Islamic State destroys ancient religious sites in Mosul

Islamic State destroys ancient religious sites in Mosul

Islamic State destroys ancient religious sites in Mosul

The militants of Sunni radical group Islamic State (IS) over the past few days have been looting and destroying ancient religious sites in the northern Iraqi city of Mosul, a government official said Sunday.

The extremists Saturday stole relics, historic books and manuscripts that were inside one of the religious sanctuaries in Mosul, Iraq's second-largest city, before demolishing the buildings with large earthmoving machines.

In addition to razing several sanctuaries, they destroyed the mosque of Muhsin, from which they stole valuable objects that had been housed there.

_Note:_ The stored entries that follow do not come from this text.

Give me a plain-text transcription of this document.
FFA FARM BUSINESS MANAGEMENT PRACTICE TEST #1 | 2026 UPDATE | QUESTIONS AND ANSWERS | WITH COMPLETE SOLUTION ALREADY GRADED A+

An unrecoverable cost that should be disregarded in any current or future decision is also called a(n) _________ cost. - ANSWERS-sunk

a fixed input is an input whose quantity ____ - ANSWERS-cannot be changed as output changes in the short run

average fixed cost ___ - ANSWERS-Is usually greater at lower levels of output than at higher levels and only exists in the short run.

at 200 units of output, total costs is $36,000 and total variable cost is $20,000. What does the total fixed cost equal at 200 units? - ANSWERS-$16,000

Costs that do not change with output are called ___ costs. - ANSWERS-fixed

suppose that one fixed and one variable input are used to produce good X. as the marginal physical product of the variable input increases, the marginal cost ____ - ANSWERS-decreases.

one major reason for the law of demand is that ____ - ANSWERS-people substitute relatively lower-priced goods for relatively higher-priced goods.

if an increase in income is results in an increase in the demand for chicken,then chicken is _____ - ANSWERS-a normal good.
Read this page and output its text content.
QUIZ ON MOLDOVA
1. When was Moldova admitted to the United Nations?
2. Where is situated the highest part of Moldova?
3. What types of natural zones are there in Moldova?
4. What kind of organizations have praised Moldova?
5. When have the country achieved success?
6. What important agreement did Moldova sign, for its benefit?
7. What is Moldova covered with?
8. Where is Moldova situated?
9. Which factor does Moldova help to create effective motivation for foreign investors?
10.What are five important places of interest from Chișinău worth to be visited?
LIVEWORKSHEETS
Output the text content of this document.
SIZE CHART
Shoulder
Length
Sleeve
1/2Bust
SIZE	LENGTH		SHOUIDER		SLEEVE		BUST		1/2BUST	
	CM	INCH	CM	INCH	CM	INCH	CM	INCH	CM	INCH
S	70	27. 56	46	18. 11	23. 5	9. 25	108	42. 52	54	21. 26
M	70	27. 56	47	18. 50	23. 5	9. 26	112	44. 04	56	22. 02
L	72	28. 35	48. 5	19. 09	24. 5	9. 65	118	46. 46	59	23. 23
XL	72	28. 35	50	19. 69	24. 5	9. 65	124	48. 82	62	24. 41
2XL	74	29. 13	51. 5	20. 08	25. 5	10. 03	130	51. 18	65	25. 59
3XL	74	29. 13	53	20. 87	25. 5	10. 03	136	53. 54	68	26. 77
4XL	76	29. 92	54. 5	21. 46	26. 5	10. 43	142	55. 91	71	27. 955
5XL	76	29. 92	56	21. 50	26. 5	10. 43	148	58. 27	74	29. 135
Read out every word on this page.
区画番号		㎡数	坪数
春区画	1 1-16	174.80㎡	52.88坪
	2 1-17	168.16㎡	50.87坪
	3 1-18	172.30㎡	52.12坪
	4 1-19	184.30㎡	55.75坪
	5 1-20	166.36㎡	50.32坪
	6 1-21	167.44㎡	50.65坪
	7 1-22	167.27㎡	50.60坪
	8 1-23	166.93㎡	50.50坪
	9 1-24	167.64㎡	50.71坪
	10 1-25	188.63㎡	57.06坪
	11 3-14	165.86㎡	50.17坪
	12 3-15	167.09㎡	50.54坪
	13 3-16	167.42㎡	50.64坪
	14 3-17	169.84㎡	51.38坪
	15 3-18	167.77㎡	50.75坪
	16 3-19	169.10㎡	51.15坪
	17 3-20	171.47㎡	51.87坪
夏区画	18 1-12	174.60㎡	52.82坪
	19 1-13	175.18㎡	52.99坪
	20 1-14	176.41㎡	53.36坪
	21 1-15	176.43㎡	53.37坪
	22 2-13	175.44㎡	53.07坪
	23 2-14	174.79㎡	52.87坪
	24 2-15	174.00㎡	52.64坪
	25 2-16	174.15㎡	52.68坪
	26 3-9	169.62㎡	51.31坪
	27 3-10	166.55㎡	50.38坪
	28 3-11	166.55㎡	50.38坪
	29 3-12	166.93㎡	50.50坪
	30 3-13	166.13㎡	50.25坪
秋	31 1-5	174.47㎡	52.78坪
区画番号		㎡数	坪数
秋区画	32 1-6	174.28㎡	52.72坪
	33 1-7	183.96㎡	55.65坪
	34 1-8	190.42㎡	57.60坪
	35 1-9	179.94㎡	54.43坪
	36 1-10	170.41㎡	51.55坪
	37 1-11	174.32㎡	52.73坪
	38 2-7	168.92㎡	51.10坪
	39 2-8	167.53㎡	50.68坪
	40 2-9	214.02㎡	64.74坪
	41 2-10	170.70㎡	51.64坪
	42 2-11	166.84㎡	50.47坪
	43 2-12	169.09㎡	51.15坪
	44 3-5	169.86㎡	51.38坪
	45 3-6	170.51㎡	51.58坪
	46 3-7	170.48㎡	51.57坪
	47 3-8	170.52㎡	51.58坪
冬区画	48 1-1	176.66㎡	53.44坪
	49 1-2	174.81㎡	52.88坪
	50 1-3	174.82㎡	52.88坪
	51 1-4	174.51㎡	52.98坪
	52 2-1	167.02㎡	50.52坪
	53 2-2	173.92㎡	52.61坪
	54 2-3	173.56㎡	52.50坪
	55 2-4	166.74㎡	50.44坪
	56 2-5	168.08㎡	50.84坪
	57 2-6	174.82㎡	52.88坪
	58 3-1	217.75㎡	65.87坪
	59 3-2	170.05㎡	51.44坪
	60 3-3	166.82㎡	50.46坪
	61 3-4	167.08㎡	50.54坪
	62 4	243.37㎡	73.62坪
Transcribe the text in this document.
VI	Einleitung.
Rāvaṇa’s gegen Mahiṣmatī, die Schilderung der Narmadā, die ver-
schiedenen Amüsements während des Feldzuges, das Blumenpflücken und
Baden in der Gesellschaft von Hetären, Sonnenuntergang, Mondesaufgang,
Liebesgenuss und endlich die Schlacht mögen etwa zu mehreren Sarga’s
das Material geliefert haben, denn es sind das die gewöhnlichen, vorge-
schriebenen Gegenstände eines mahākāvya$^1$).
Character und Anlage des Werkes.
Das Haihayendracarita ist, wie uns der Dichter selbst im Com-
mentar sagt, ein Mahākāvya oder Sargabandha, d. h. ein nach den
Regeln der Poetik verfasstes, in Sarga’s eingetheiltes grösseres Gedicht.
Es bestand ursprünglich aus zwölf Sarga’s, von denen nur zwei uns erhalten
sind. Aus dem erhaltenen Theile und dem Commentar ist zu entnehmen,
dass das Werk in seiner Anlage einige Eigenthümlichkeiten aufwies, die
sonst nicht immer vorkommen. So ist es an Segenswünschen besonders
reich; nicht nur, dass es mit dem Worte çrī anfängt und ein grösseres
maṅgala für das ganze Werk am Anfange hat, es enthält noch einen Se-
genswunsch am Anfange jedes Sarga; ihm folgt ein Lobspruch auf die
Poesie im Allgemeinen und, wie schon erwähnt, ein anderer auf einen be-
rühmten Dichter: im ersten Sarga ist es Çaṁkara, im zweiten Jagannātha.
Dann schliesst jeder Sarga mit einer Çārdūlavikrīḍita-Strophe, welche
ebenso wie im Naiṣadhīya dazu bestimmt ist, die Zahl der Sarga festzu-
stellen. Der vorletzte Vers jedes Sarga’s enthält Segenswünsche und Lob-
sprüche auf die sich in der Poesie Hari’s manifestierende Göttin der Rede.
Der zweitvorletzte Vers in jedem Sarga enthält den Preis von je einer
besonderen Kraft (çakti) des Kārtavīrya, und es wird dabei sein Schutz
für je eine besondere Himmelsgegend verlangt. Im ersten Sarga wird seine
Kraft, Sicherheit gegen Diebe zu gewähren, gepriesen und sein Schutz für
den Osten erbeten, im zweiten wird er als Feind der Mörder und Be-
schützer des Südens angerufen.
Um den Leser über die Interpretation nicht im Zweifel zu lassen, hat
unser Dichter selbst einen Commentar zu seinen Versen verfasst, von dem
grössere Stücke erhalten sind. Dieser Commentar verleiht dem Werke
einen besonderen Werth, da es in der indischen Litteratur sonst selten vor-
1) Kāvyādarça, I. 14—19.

The government source said the jihadis demolished that site, which consisted of a small 5th-century mosque with a large cupola and contained one of the tombs of the imam Muhsin.

The IS, meanwhile, released a video showing the group's destruction of mosques and religious sites, calling it a "fight against ... heresy."

The IS practices an extreme version of Sunni Islam that rejects the existence of mausoleums inside mosques because it feels that then the faithful could potentially direct their prayers to the dead resting there rather than to God.

Meanwhile, Iraqi security forces recovered control of most of the city of Biyi, 40 km north of Tikrit, capital of Saladin province, Governor Jasem al-Jabara said.

Iraqi troops, aided by tribal fighters, retook the city's industrial zones, the military district, the market area, the railroad sector and all the neighbourhoods near the Biyi refinery, along with other sections of the city.

They also advanced toward Al Siniya, 10 km west of Biyi, where they retook control of the region's oil refinery in clashes with occupying jihadis that resulted in dozens of dead and injured in the IS ranks.

Iraqi authorities last November had announced their intention to regain control of strategically important Biyi, although the IS had made significant advances in the area and took over parts of the city Dec 21 after a series of attacks on government positions.

Biyi is the site of Iraq's largest oil refinery -- which produces 250,000 barrels of crude per day, although it was shut down June 10, 2014, after jihadis advances in the area -- and a hub for supply routes to Nineveh, Al Anbar and Kirkuk provinces.